You may have seen the story that Simon Cowell is considering an X Factor style show for young tech entrepreneurs, it certainly caught my eye. Since then, all seems to have gone quiet.

It shouldn't have. This could be the best idea Mr. Cowell ever had.

Whether the X Factor franchise has been a force for good or ill in the music industry is up for debate. Indeed, a huge number of questions regarding 'The Tech-Factor' would still need to be answered; not least the percentage of the business Syco might demand from winning candidates.

However, if we can put our cynicism aside for a few minutes, I would argue that the forces at play here could be nothing short of transformational.

Why? Three reasons:

1. The potential of technology

2. The power of pop-culture

3. The unconstrained thinking of youth

Technology is a multiplier; the benefits it provides are exponential. Moore's Law states that the power of the microchip (when measured by transistor density on an integrated circuit) doubles every two years, that trend has held true since 1958.

Whilst it may come under threat from the shift to mobile chips in the post-PC era, it's clear that technological advancement have become a key driver of change in our society, in business and our personal lives.

This is something more people should consider when it comes to raising awareness, it doesn't get much better than Saturday night prime-time television.

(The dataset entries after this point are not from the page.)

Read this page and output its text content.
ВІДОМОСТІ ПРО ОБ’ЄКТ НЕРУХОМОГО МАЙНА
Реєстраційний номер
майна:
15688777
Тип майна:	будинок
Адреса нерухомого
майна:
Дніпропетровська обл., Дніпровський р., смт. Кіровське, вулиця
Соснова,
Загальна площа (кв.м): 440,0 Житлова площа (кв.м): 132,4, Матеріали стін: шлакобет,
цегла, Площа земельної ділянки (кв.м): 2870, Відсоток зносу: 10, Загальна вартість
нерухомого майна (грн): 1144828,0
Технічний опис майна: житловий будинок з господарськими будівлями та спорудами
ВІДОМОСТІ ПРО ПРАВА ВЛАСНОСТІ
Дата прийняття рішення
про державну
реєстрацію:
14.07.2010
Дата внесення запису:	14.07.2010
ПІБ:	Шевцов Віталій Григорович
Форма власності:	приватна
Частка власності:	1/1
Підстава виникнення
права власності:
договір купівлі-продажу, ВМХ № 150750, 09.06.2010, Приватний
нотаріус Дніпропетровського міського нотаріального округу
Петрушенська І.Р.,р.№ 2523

Beyond awareness however, we need engagement. Wouldn't it be great if we could get the public to root for those seeking to harness technology to improve our lives (and create jobs and drive economic growth in the process), in the same way they root for dancing dogs and teenage falsettos.

A platform like this for Britain's young tech entrepreneurs would be hugely beneficial at a time when nearly a million 16-24 year olds are unemployed and as our own research showed; 'entrepreneur' is at risk from becoming a redundant term.

In truth I don't know what would happen because we've never seen anything like it before, but it's an incredibly exciting prospect.

Mr. Cowell, if you are reading this, we all love music, but even The Beatles didn't have the impact that the Internet has. I hope you grasp this opportunity to inspire a generation to believe in themselves and harness the transformative power of business and technology to change the world for the better.

And if you're looking for a judge, I may have the odd Saturday night to spare.